Realpolitick: The Rise of Spectacle and Fascism
“Fascism sees its salvation in giving these masses not their right, but instead a chance to express themselves.” Walter Benjamin— (The Work of Art in the Age of Mechanical Reproduction).
The rise of Trumpism, based on the skillfully applied lessons learned from showbiz by a master manipulator has injected the Republican party with a way for supporters to identify Trump as their proxy for anger. In the process Trump has destroyed a sacred cow, speak no ill of another republican. He ridicules George W. Bush for starting the Iraq War and not keeping American safe, lambasts fellow candidates, who are bought and paid for by big money, and promises to “make American Great Again” while he builds a wall and deports 11 million brown people. Donald thinks big.
Socialist Demo Bernie Sanders offers American idealism to millennials and long-frustrated leftists, children of the 60s. Bernie’s authentic passion transmits feelings of justice. Though he and his acolytes are criticized for being idealists, they seem to be advocating the principles found in the radical notion that “all men are created equal” and that we human beings should have the right to health and happiness. But “equality” before the law and advocating “human dignity” goes too far for most Americans.
Clinton, whose tight relationship with Wall Street has moved the established demos to the right, contrasts sharply in terms of “rhetoric” with Republican extremists but less so in terms of who pulls the funds campaigns. While Clinton gives lip service to a woman’s right to choose and surely agrees that Black Lives Matter, she has also supported the doctrine of “endless war” doctrine. Ultimately, she and Bill serve as the primary Punch and Judy show demos, who represent Wall St. How else did two broke political careerists build a post Presidential fortune?

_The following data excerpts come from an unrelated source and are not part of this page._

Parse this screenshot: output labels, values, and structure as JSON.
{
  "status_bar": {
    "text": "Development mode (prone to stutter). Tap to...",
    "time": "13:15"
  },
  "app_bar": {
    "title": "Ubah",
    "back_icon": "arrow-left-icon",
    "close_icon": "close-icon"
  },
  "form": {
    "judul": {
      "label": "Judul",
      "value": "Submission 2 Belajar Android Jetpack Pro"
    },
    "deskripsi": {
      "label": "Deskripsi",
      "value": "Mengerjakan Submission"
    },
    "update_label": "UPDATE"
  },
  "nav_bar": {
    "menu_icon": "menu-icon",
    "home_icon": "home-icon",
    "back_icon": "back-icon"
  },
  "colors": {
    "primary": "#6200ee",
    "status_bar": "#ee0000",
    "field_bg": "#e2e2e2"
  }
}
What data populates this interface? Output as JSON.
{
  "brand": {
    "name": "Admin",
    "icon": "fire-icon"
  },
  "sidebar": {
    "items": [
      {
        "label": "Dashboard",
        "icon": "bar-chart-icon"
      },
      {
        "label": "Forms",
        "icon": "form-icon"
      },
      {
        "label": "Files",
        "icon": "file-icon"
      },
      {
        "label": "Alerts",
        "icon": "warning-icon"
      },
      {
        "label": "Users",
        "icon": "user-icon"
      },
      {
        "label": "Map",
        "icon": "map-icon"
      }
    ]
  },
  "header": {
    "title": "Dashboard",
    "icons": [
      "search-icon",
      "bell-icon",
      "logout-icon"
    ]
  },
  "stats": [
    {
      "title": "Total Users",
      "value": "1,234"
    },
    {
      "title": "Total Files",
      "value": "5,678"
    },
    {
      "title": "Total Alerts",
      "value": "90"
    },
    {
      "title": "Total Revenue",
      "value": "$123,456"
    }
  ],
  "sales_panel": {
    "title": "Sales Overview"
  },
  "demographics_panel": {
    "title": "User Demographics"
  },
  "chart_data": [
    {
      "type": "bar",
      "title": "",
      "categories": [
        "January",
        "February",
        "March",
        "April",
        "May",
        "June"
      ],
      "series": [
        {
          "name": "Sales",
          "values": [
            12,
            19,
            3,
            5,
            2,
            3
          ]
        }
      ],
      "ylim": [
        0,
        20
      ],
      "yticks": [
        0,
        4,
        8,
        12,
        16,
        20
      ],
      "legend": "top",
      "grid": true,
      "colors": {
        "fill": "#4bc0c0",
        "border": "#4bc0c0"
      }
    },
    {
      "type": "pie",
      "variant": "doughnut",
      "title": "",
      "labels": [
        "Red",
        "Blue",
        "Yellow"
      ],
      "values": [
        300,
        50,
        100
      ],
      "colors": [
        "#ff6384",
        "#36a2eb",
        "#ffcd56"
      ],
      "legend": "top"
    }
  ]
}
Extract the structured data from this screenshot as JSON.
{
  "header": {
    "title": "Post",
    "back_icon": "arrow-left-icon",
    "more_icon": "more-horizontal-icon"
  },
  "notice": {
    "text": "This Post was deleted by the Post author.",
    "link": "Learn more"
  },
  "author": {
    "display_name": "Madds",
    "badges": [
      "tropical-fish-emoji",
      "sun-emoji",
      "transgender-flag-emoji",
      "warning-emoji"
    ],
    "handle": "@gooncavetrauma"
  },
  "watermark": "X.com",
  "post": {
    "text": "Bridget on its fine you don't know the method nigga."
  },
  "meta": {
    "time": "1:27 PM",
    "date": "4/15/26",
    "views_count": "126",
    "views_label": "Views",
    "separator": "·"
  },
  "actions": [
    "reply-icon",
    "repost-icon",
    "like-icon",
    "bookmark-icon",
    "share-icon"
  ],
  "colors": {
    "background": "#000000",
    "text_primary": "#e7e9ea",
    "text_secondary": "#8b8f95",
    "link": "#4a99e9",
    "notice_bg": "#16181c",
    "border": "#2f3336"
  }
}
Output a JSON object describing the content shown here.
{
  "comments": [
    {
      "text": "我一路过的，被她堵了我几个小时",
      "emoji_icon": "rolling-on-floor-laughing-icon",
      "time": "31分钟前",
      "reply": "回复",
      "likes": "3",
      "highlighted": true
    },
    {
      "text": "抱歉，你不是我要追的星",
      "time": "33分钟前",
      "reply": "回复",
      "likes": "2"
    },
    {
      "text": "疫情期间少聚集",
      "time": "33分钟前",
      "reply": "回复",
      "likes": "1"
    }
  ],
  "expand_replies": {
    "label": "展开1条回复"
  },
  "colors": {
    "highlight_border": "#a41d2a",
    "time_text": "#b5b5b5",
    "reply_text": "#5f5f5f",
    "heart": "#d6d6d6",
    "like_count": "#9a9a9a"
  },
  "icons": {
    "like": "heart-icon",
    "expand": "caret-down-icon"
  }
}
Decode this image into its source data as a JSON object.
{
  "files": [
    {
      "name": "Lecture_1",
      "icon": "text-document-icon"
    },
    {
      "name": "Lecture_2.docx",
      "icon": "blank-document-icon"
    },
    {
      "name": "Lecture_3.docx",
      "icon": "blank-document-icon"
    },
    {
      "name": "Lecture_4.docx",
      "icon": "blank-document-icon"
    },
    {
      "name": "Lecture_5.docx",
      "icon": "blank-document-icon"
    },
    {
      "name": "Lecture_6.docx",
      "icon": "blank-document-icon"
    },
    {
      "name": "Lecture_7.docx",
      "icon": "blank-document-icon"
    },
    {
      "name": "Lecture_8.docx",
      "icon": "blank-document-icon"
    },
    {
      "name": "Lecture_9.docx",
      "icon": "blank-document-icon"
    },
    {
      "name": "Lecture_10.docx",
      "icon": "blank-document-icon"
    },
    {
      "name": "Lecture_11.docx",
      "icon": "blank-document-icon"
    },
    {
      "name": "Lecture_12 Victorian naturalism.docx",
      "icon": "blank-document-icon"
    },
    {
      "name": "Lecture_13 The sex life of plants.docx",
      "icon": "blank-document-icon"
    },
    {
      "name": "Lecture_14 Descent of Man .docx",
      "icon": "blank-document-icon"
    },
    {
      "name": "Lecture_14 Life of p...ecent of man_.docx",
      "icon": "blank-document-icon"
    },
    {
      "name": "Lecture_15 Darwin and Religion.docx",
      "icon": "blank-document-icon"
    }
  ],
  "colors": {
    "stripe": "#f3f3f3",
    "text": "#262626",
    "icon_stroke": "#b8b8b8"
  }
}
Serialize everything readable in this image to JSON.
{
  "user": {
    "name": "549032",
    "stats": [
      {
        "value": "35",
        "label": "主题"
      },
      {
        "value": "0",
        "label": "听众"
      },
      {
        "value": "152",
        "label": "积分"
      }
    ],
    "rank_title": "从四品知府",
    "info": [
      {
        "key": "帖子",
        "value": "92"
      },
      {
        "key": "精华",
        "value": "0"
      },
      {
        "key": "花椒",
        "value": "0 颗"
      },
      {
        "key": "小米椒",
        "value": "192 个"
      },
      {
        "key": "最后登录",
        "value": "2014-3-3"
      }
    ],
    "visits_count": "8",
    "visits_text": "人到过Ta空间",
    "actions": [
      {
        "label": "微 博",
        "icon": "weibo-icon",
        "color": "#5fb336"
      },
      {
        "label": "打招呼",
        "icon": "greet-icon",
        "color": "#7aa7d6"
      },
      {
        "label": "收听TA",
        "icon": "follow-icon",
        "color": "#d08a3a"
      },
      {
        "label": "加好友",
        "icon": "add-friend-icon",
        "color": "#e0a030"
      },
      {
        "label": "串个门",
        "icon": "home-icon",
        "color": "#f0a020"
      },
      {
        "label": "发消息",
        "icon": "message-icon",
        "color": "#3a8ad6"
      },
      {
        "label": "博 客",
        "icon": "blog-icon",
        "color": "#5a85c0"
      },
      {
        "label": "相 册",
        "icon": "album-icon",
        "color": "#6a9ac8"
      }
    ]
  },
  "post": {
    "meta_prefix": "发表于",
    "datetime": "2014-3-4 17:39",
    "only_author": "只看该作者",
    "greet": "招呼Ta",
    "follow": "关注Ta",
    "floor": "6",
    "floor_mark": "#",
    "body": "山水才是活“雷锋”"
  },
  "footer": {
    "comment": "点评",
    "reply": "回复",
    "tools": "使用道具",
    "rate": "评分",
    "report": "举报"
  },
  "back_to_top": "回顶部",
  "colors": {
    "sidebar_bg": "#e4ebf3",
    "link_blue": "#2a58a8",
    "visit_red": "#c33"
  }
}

While Bernie’s ideas and Hilary’s “virtual ideas” of reform are looked down upon as “unrealistic” or un-American, Michael Moore’s entertaining new film, Where to Invade Next shows the way toward a more compassionate America in example after example from various countries that organize themselves around principles of compassion and human dignity.
The unmistakeable and disheveled man from Flint tours Europe, North Africa, Iceland and Tunisia while showing how modern education helps students achieve much in Finland; how the rehabilitation of criminals in Norway and Sweden restores human dignity; how health care in Germany and Italy improve the quality of life; how Iceland reformed finances and created gender friendly institutions, how nutritious school lunches in France (of course) contribute to compassion and human dignity.
Ironically, the “progressive ideas” that have been implemented in other countries paid vacations and family leave, national health care, free university education, and decriminalization of drugs were ideas that originated in the United States. Workers are treated well by manufacturers and profits rise. Social reforms have been implemented at human laboratories in Italy, France, Germany, Finland, Sweden, Norway, Tunisia, Iceland, and Slovenia. (Moore even names several countries where American students can study for free and take courses in English.)
Perhaps the most moving scene in Moore’s film concerns a classroom in Germany where he shows teachers and students discussing the Holocaust so that the German people will never forget what they refer to as their “original sin.” Can you imagine American schools teaching our own original sin: the genocide of the American Indians and the enslavement of Black Americans? We are dependent on the Grammys, the Pow Wow, movies and art to learn about America’s “forbidden” past.
For all Donald Trump’s hilarious truth telling to Republicans, the man capitalizes on the stone-cold image of the fascist leader who promotes “hate speech” and racism.
Sanders, despite his meaningless moniker, offers Americans little more than a return to the equitable ideas named in the Declaration of Independence, ideas negated later by the revisions to the U.S. Constitution, where Black Americans were defined as 3/5th s of a person; Indians were considered nonpersons; and women did not have the right to vote. So much for Antonin Scalia and “originalism.”
The history of Hilary Clinton offers evidence of a fantastic resume summed up by yuppie “careerism.” She’s intent on little else than securing a historical job. For all the good she may have done, she and Bill operate a successful family business, much stimulated by influence peddling: he signed off on bills deregulating the banks and upping the incarceration rates for people of color. Hilary seems to revel in presenting herself as a model of Britain’s “iron woman,” Maggie Thatcher. She happily joined the Obama administration as Secretary of State for “endless war.”
We felt good after Barack Obama got elected. But “feelings” of hope and change did not alter the systemically unfair fascist “property relations” (as Walter Benjamin points out above). Call it “inverted fascism.” The gap between the rich and poor has widened under Obama. Systemic racism ignited the Black Lives Matter movement. The federal and state governments neglected, exploited, and then poisoned the poor people of Flint.
Is the idea of making clean water available too expensive? Too progressive? Too idealistic? Is the idea of common decency a “socialist” proposition?